Sustainable Sundays with Oramai
Welcome back to Sustainable Sundays with Oramai! We're passionate about creating a more sustainable world and sharing that passion is at the heart of our company mission. Our weekly newsletters round up our favourite sustainable news, our handy guides, and of course, our love for all things linen.
AN ORAMAI GUIDE TO...
REPEATING AND REWEARING:
In today’s culture of excess, leading to extreme fashion waste, it’s time to champion rewearing the pieces you love, investing in high-quality, versatile pieces that will last. The opportunities of restyling your core items are endless: mix and match, choose different accessories, layer your clothes, dress up or dress down, change your hairstyle… outfits can be reworn, revamped and restyled without losing their classic aesthetic.
The unsung hero of your wardrobe. Easy to make casual, easy to make formal, even easier to layer.
Chic with smart trousers, or casually buttoned-down with shorts, take your pick.
From sweatshirts and trainers to heels and blazers, a high-quality pair of smart trousers are a wardrobe essential.
Easy evening elegance when dressed up with a smart top and jewellery, or a daytime laid-back look when paired with a t-shirt and flats; the choice is yours.
5 SUSTAINABLE NEWS WE LOVED THIS WEEK
01/ A GUIDE TO VEGAN CHAMPAGNE
As we look forward to summer celebrations, we’re on a mission to find environmentally-friendly champagne that doesn’t compromise on quality. Champagne is often processed using refining agents with egg whites, milk proteins and gelatin, meaning it isn’t always vegan. But, fortunately, we've discovered a handy list of all the best vegan champagnes so that your sustainable summer doesn’t skimp on the bubbly. Don’t be nervous: Dom Pérignon is right at the top of the list.
02/ FUNGI FABRICS: THE FUTURE OF SUSTAINABLE FASHION?
Healing the environmental damage inflicted by the fashion industry isn’t easy: it requires constant innovation and mushroom leather is an ingenious response that proves that decarbonised clothes are possible with a little imagination. Mylo is a pioneer brand offering such an attractive sustainable alternative to leather that even Hermés and Stella McCartney are producing their own mushroom-based items. We’d much rather be wearing mushrooms than animal hide, wouldn’t you?
03/ BARDESSONO HOTEL
This week's sustainable travel pick is based in Napa Valley. Bardessono prides itself on being a working model of environmental luxury, proving that a hotel can offer a luxurious guest experience and be green at the same time. With solar panels, recycling, and low energy use, the resort has fully committed to its environmental initiative without sacrificing its aesthetic qualities. A luxury spa, gorgeous gardens and fine dining ensures full indulgence without costing the earth.

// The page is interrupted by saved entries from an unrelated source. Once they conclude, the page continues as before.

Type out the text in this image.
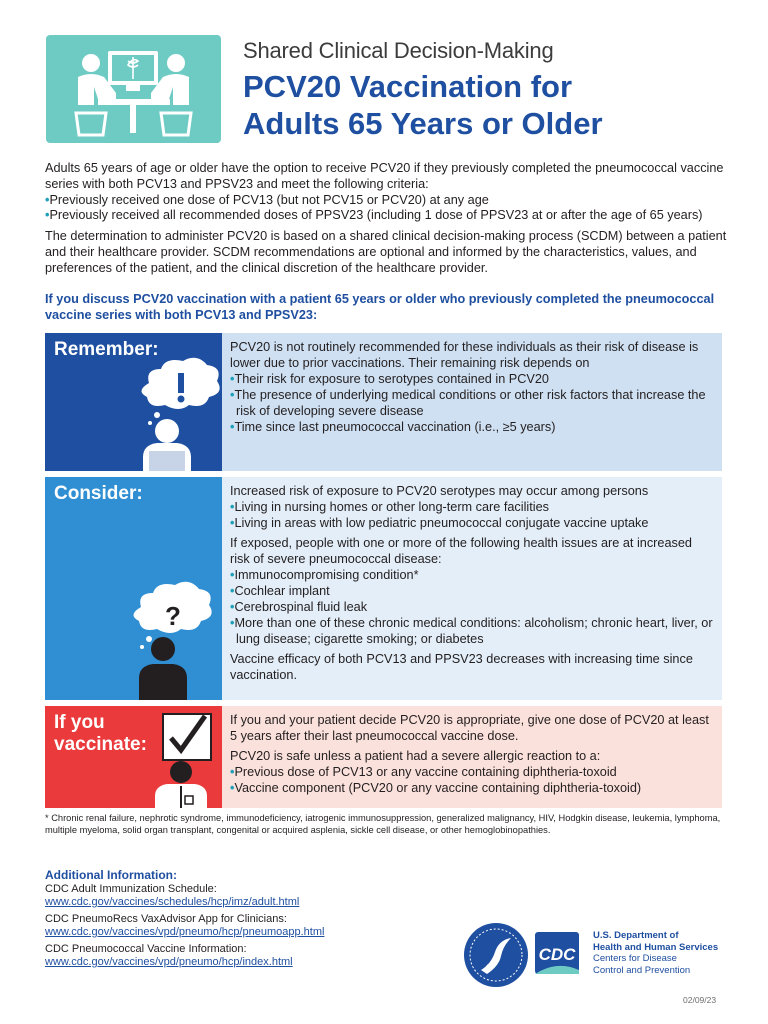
Shared Clinical Decision-Making
PCV20 Vaccination for
Adults 65 Years or Older

Adults 65 years of age or older have the option to receive PCV20 if they previously completed the pneumococcal vaccine series with both PCV13 and PPSV23 and meet the following criteria:
•Previously received one dose of PCV13 (but not PCV15 or PCV20) at any age
•Previously received all recommended doses of PPSV23 (including 1 dose of PPSV23 at or after the age of 65 years)

The determination to administer PCV20 is based on a shared clinical decision-making process (SCDM) between a patient and their healthcare provider. SCDM recommendations are optional and informed by the characteristics, values, and preferences of the patient, and the clinical discretion of the healthcare provider.

If you discuss PCV20 vaccination with a patient 65 years or older who previously completed the pneumococcal vaccine series with both PCV13 and PPSV23:
Remember:	PCV20 is not routinely recommended for these individuals as their risk of disease is lower due to prior vaccinations. Their remaining risk depends on
•Their risk for exposure to serotypes contained in PCV20
•The presence of underlying medical conditions or other risk factors that increase the risk of developing severe disease
•Time since last pneumococcal vaccination (i.e., ≥5 years)
?
Consider:	Increased risk of exposure to PCV20 serotypes may occur among persons
•Living in nursing homes or other long-term care facilities
•Living in areas with low pediatric pneumococcal conjugate vaccine uptake
If exposed, people with one or more of the following health issues are at increased risk of severe pneumococcal disease:
•Immunocompromising condition*
•Cochlear implant
•Cerebrospinal fluid leak
•More than one of these chronic medical conditions: alcoholism; chronic heart, liver, or lung disease; cigarette smoking; or diabetes
Vaccine efficacy of both PCV13 and PPSV23 decreases with increasing time since vaccination.
If you
vaccinate:
If you and your patient decide PCV20 is appropriate, give one dose of PCV20 at least 5 years after their last pneumococcal vaccine dose.
PCV20 is safe unless a patient had a severe allergic reaction to a:
•Previous dose of PCV13 or any vaccine containing diphtheria-toxoid
•Vaccine component (PCV20 or any vaccine containing diphtheria-toxoid)
* Chronic renal failure, nephrotic syndrome, immunodeficiency, iatrogenic immunosuppression, generalized malignancy, HIV, Hodgkin disease, leukemia, lymphoma, multiple myeloma, solid organ transplant, congenital or acquired asplenia, sickle cell disease, or other hemoglobinopathies.
Additional Information:
CDC Adult Immunization Schedule:
www.cdc.gov/vaccines/schedules/hcp/imz/adult.html
CDC PneumoRecs VaxAdvisor App for Clinicians:
www.cdc.gov/vaccines/vpd/pneumo/hcp/pneumoapp.html
CDC Pneumococcal Vaccine Information:
www.cdc.gov/vaccines/vpd/pneumo/hcp/index.html	CDC
U.S. Department of
Health and Human Services
Centers for Disease
Control and Prevention
02/09/23
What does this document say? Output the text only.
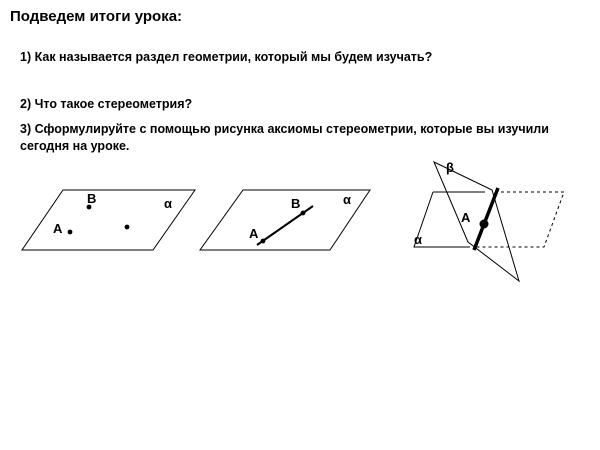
Подведем итоги урока:
1) Как называется раздел геометрии, который мы будем изучать?
2) Что такое стереометрия?
3) Сформулируйте с помощью рисунка аксиомы стереометрии, которые вы изучили сегодня на уроке.
B
A
α	B
A
α
β
A
α
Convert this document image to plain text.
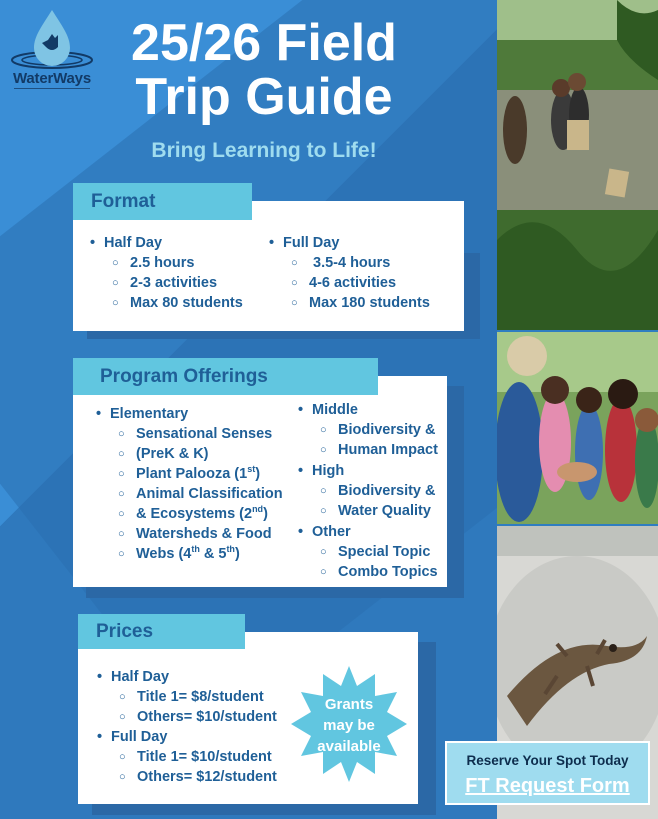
WaterWays
25/26 Field
Trip Guide
Bring Learning to Life!
Format
• Half Day
○ 2.5 hours
○ 2-3 activities
○ Max 80 students
• Full Day
○ 3.5-4 hours
○ 4-6 activities
○ Max 180 students
Program Offerings
• Elementary
○ Sensational Senses
○ (PreK & K)
○ Plant Palooza (1st)
○ Animal Classification
○ & Ecosystems (2nd)
○ Watersheds & Food
○ Webs (4th & 5th)
• Middle
○ Biodiversity &
○ Human Impact
• High
○ Biodiversity &
○ Water Quality
• Other
○ Special Topic
○ Combo Topics
Prices
• Half Day
○ Title 1= $8/student
○ Others= $10/student
• Full Day
○ Title 1= $10/student
○ Others= $12/student
Grants
may be
available
Reserve Your Spot Today
FT Request Form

04/ THE CHAMPIONS FIGHTING FOOD WASTE
During his years working in Michelin-starred kitchens, chef Douglas McMaster witnessed first-hand the horrifying amount of waste produced by the food industry. And so, Silo was born: a zero-waste restaurant that offers masterfully-designed dishes made from locally-sourced, seasonal, and organic ingredients. Silo makes its own almond milk, grows its own mushrooms in leftover coffee grounds, mills its own flour and churns its own butter, all on site, proving that fine dining and sustainability can walk hand-in-hand.
05/ LARK: A SUSTAINABLE SUCCESS STORY
Inspired by the 1960s milkman, Canadian Michelle Donnelly founded Lark, the floral water business that delivers straight to your door in 100% recycled plastic crates and reusable glass bottles. Customers choose from preservative-free still or sparkling waters, which never come into contact with plastic and are locally sourced before being infused with natural flavours. Their success proves that small, eco-friendly businesses can flourish and challenge their unsustainable competitors.
REASONS TO LOVE LINEN
A WATER WASTE WARRIOR
Flax only needs rainwater to survive, so growing linen doesn’t involve any water waste. Other natural and cellulose fibres require irrigation and gallons of water - just one pair of jeans can require up to 20,000 litres of water - which will, ultimately, go to waste. The fashion industry is the second largest consumer of the world’s water supply, which is why we’re on a mission to reinvent linen, the most sustainable fabric there is.